How Your Brain Controls Your Attention - dummies

How Your Brain Controls Your Attention

By Marilee B. Sprenger

Some people believe that great leaders must have impressive higher thinking skills. In reality, if you want to be a leader — the sort of manager that people admire — you need to use your entire brain. Believe it or not, even the basest survival-oriented section of your brain can make you into a better manager.

The reticular activating system (RAS) is the portal through which nearly all information enters the brain. (Smells are the exception; they go directly into your brain’s emotional area.) The RAS filters the incoming information and affects what you pay attention to, how aroused you are, and what is not going to get access to all three pounds of your brain.

For survival’s sake, your RAS responds to your name, anything that threatens your survival, and information that you need immediately.

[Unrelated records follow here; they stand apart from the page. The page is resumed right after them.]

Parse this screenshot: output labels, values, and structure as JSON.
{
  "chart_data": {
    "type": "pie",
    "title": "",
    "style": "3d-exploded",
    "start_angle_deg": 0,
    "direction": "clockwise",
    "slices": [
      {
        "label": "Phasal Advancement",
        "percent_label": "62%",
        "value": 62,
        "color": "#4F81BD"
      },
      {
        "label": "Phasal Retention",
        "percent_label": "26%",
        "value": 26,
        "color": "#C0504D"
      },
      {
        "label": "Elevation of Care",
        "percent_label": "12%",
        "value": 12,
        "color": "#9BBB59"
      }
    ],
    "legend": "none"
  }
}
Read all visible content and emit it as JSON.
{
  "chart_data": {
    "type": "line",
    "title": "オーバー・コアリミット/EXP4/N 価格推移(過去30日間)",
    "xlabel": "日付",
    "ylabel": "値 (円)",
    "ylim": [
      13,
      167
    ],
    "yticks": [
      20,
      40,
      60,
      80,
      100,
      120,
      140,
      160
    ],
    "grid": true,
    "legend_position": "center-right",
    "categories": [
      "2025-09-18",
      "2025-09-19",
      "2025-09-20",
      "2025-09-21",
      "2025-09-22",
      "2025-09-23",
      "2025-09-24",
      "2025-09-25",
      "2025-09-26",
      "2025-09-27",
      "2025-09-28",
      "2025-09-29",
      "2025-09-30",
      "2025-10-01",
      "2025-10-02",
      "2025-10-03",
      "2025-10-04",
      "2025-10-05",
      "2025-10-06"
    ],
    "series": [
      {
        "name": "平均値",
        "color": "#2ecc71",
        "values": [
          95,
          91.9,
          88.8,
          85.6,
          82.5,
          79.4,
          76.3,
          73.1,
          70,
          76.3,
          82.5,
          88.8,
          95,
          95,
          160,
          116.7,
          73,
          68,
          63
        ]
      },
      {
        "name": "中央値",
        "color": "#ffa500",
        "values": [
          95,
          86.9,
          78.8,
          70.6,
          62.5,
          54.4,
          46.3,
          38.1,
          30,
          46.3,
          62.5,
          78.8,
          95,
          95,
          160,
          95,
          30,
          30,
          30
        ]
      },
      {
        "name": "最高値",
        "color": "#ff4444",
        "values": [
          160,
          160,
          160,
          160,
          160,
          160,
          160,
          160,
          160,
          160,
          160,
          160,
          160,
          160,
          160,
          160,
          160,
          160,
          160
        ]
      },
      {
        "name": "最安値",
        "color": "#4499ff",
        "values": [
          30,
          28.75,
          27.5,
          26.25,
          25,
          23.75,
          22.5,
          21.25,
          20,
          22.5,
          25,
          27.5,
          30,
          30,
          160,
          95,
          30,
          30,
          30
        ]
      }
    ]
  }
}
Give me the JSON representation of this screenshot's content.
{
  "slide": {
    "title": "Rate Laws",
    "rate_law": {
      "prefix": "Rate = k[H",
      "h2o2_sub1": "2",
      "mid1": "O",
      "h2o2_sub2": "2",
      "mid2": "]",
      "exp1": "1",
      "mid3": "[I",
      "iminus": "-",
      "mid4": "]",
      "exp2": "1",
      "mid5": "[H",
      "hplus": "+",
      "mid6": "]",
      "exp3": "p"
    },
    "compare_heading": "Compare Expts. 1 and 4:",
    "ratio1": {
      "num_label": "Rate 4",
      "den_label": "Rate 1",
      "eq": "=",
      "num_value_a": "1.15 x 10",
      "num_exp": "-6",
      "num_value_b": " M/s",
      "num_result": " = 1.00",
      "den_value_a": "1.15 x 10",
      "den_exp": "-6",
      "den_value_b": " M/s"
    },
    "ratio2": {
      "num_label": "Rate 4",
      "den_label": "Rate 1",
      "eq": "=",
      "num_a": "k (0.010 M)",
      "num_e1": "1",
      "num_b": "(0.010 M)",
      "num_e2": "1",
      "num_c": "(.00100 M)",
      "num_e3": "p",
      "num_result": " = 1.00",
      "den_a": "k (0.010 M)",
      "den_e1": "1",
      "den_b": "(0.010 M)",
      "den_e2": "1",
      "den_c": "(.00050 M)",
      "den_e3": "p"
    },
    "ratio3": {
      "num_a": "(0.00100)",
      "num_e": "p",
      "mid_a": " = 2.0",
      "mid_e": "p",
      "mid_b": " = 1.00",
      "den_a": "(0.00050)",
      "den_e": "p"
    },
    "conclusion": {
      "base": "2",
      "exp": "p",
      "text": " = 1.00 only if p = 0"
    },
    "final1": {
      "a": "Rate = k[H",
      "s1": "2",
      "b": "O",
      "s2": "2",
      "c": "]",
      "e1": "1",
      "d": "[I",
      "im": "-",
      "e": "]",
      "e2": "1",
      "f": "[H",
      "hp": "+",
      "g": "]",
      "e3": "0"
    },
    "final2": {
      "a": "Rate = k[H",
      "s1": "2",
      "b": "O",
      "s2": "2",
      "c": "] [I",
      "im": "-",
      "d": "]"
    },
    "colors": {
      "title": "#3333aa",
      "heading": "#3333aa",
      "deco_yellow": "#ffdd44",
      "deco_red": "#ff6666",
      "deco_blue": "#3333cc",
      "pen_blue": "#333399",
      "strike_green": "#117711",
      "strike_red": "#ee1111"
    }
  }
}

For instance, if you’re looking for a computer file that you’re sure you placed on your desk, your RAS alerts your brain to search for the name of the file — Andrews vs. State of Illinois, say — or focus on one word in the filename to help you find it.

The RAS also responds to novelty. You notice anything new and different. For leadership purposes, this includes anything out of the ordinary in day-to-day activities within your organization, attending to changes in your employees relative to production, mood, and interactions with others.

Your RAS is a great leadership tool. It is your radar detector. As long as you don’t bog it down with your own personal issues, it will work for you. Program your thoughts each morning by doing the following:

  • Take care of your personal issues. If you’re concerned about your child’s behavior, for example, devise a plan to deal with it. Make sure your plan includes an appropriate time that you can put your plan into action. And then put the issue on the back burner until you can act on it.

  • Read over your long-term goals. Make sure they’re still pertinent to your vision. Change, delete, or add goals as necessary.

  • Read or create your short-term goals. Determine the timeline for each. Change them according to current needs, trends, and modifications in your mission or vision.

Make sure that the last list you look at is your list of short-term goals; your RAS helps you keep them in mind. Even when you don’t realize you’re thinking about these goals, your brain knows that they’re important and makes note of anything that might relate to them.